Backing up a bit to Pai – Autumn and I spent 4 nights there and really enjoyed it. Its a bit of a traveler’s mecca, a small town of about 3 or 4 thousand nestled between hills and winding rivers. We found a nice bungalow on the river and decided to stay put and do some of the things we had been looking forward to doing in Thailand – Elephant riding, rafting , Thai massage and cooking school. Pai is definitely on the tourist trail, and apparently can be packed during the high season (Nov-Mar). While there were a lot of tourists, it felt like a small town that I could imagine spending a lot of time. There were still plenty of locals doing there thing, and thanks to the tourism boom there is healthy competition amongst guest houses and restaurants, making for quality accommodation and great food. There were definitely a lot of long-term western visitors, and after going to Chiang Mai last year I have to say that Pai has all of the cool aspects of Chiang Mai without the big city annoyances. I’m not sure I’d want to be in Pai during the high season as the town looked like it could turn into quite a party scene, but in July it was nice and slow, and we got used to seeing the same people walking back and forth around the towns 3 or 4 streets.

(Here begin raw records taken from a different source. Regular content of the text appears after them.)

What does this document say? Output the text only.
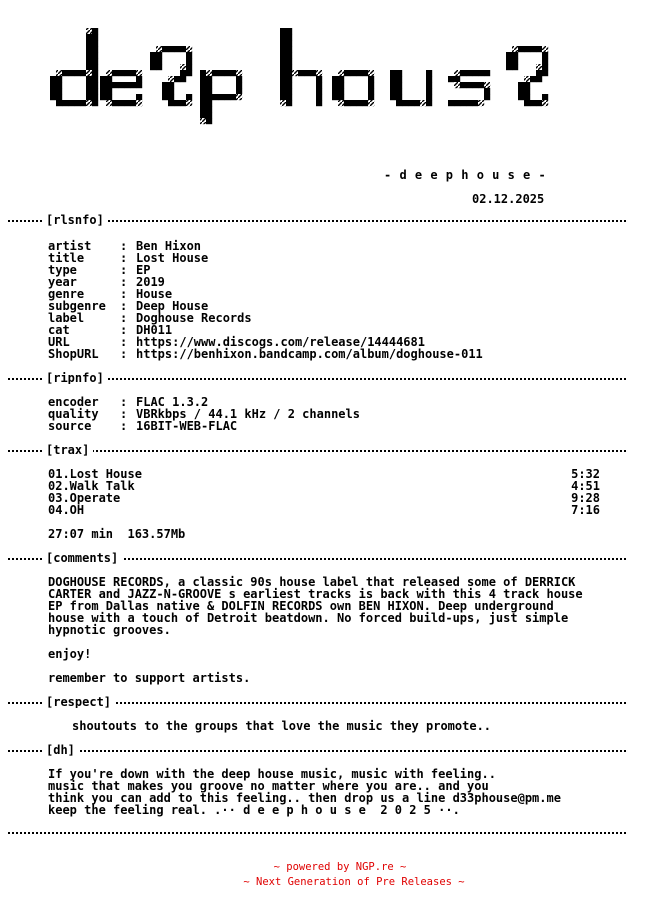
- d e e p h o u s e -
02.12.2025
[rlsnfo]
artist : Ben Hixon
title	: Lost House
type	: EP
year	: 2019
genre	: House
subgenre : Deep House
label	: Doghouse Records
cat	: DH011
URL	: https://www.discogs.com/release/14444681
ShopURL : https://benhixon.bandcamp.com/album/doghouse-011
[ripnfo]
encoder : FLAC 1.3.2
quality : VBRkbps / 44.1 kHz / 2 channels
source : 16BIT-WEB-FLAC
[trax]
01.Lost House	5:32
02.Walk Talk	4:51
03.Operate	9:28
04.OH	7:16
27:07 min  163.57Mb
[comments]
DOGHOUSE RECORDS, a classic 90s house label that released some of DERRICK
CARTER and JAZZ-N-GROOVE s earliest tracks is back with this 4 track house
EP from Dallas native & DOLFIN RECORDS own BEN HIXON. Deep underground
house with a touch of Detroit beatdown. No forced build-ups, just simple
hypnotic grooves.
enjoy!
remember to support artists.
[respect]
shoutouts to the groups that love the music they promote..
[dh]
If you're down with the deep house music, music with feeling..
music that makes you groove no matter where you are.. and you
think you can add to this feeling.. then drop us a line d33phouse@pm.me
keep the feeling real. .·· d e e p h o u s e  2 0 2 5 ··.
~ powered by NGP.re ~
~ Next Generation of Pre Releases ~
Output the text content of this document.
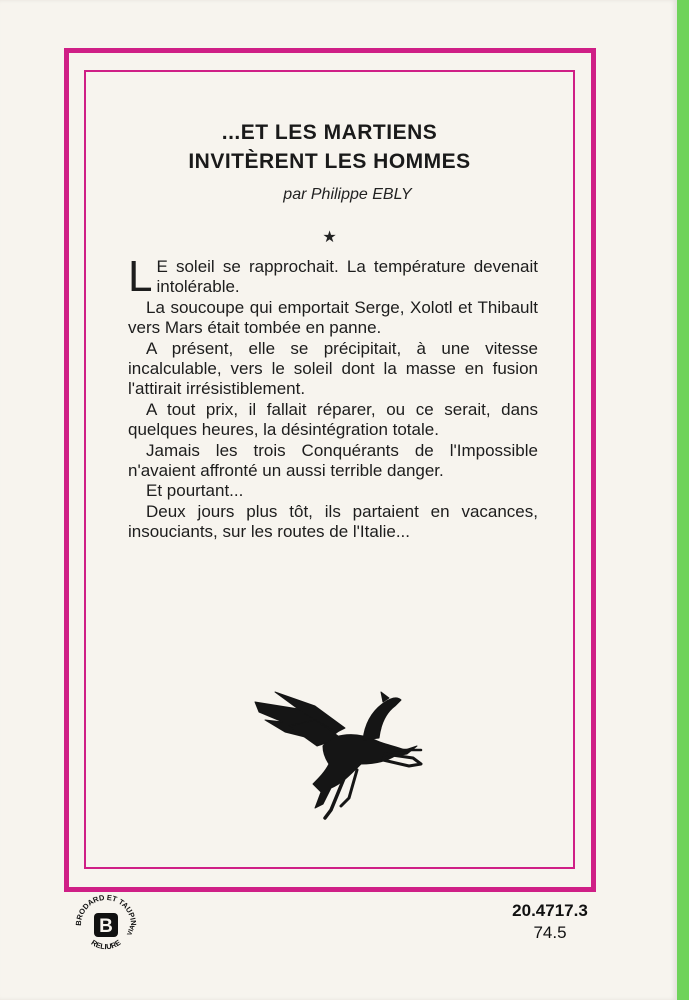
...ET LES MARTIENS
INVITÈRENT LES HOMMES
par Philippe EBLY
★

L E soleil se rapprochait. La température devenait intolérable.

La soucoupe qui emportait Serge, Xolotl et Thibault vers Mars était tombée en panne.

A présent, elle se précipitait, à une vitesse incalculable, vers le soleil dont la masse en fusion l'attirait irrésistiblement.

A tout prix, il fallait réparer, ou ce serait, dans quelques heures, la désintégration totale.

Jamais les trois Conquérants de l'Impossible n'avaient affronté un aussi terrible danger.

Et pourtant...

Deux jours plus tôt, ils partaient en vacances, insouciants, sur les routes de l'Italie...

BRODARD ET TAUPIN
RELIURE
VIA
B
20.4717.3
74.5
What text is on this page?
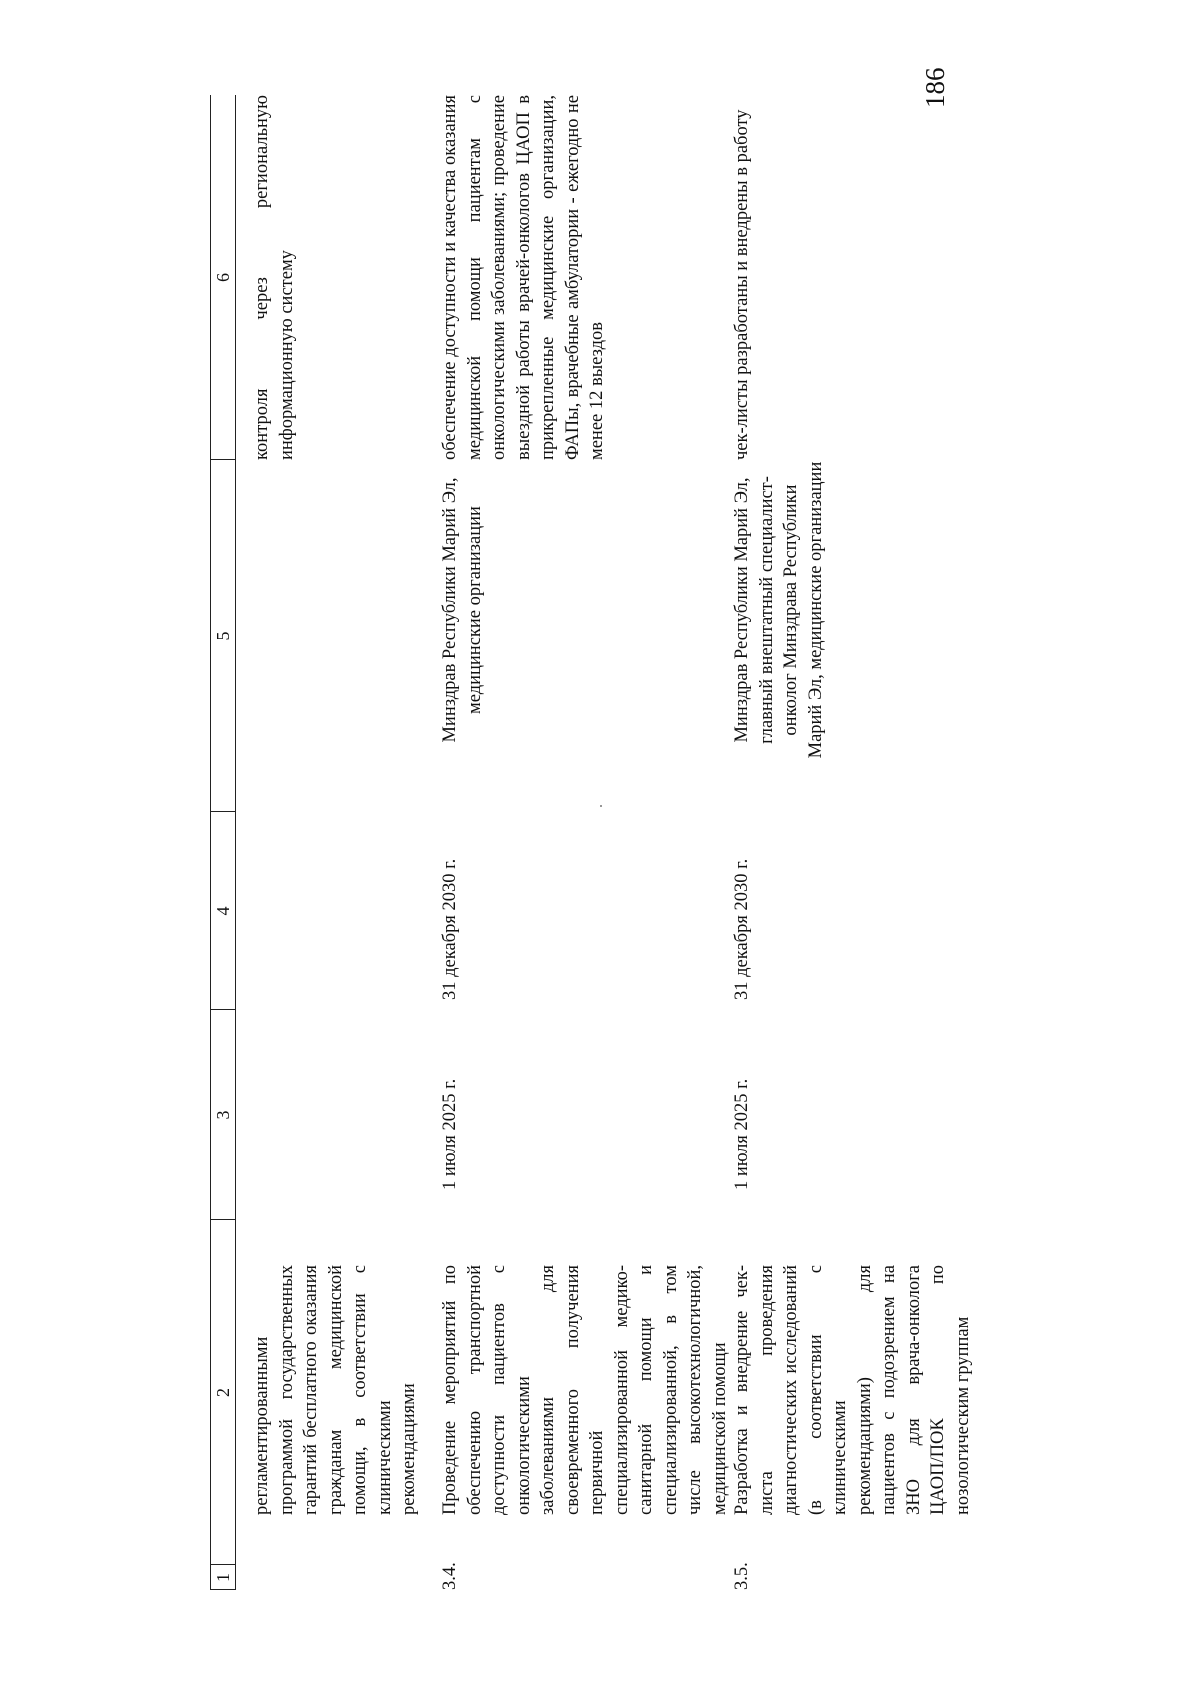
186
1
2
3
4
5
6
регламентированными программой государственных гарантий бесплатного оказания гражданам медицинской помощи, в соответствии с клиническими рекомендациями
контроля через региональную информационную систему
3.4.
Проведение мероприятий по обеспечению транспортной доступности пациентов с онкологическими заболеваниями для своевременного получения первичной специализированной медико-санитарной помощи и специализированной, в том числе высокотехнологичной, медицинской помощи
1 июля 2025 г.
31 декабря 2030 г.
Минздрав Республики Марий Эл, медицинские организации
обеспечение доступности и качества оказания медицинской помощи пациентам с онкологическими заболеваниями; проведение выездной работы врачей-онкологов ЦАОП в прикрепленные медицинские организации, ФАПы, врачебные амбулатории - ежегодно не менее 12 выездов
3.5.
Разработка и внедрение чек-листа проведения диагностических исследований (в соответствии с клиническими рекомендациями) для пациентов с подозрением на ЗНО для врача-онколога ЦАОП/ПОК по нозологическим группам
1 июля 2025 г.
31 декабря 2030 г.
Минздрав Республики Марий Эл, главный внештатный специалист-онколог Минздрава Республики Марий Эл, медицинские организации
чек-листы разработаны и внедрены в работу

The bad news first – I spent the first day and night wandering between my bed and the toilet. I can no longer say I have never gotten TD (Traveler’s Diarrhea), something the CDC says gets 30-50% of travelers within 2 weeks of going to a 3rd world country… I cant complain as I had been breaking all of the rules – ice, fresh vegetables and fruit… I also drank water from the hill-tribe villages. Fortunately it wasn’t horrible and I didn’t have to go as far as taking Cipro (strong antibiotic). I was out of commission for a total of about 36 hours but it left as quickly as it came and I was glad to be in a comfortable town where I could be sick and still have a nice view 🙂

Now the good news! We had several adventures in Pai – first we spent a day at an elephant camp, riding and swimming with elephants. I honestly was skeptical at first but Autumn really wanted to do this. In the end I had an incredible time – the elephants would flip you over their back with their noses and let you try to ride them as the shook you off in the water. They were incredibly gentle and our guides were quite amusing as they ate what I think were magic mushrooms growing out of the elephant poop along the trail… the next day we took a cooking class at Pai CookingIMG_1015 school where we learned how to make (and eat!) five different Thai dishes.  Our chef Daew also took us through the local market and explained many of the exotic things for sale to us. Those were the highlights – there were of course massages and fantastic meals. We found a small restaurant called “the House” where we became daily regulars. As I did in Japan, I found it necessary just to exist for a few days, catch up on sleep, eat healthily and exercise.

Not too much as for ‘insights’ in this post – I must admit having a travel partner has taken away a bit of my dependency on blogging as a therapeutic outlet!Autumn and I have been having amazing conversation about our experiences, our paths and this journey. Not too mention I’m simply not sitting around comfortable trains and hostels with my laptop open as often as I did in Japan.

I promise to bring all my faithful blog followers up to date soon!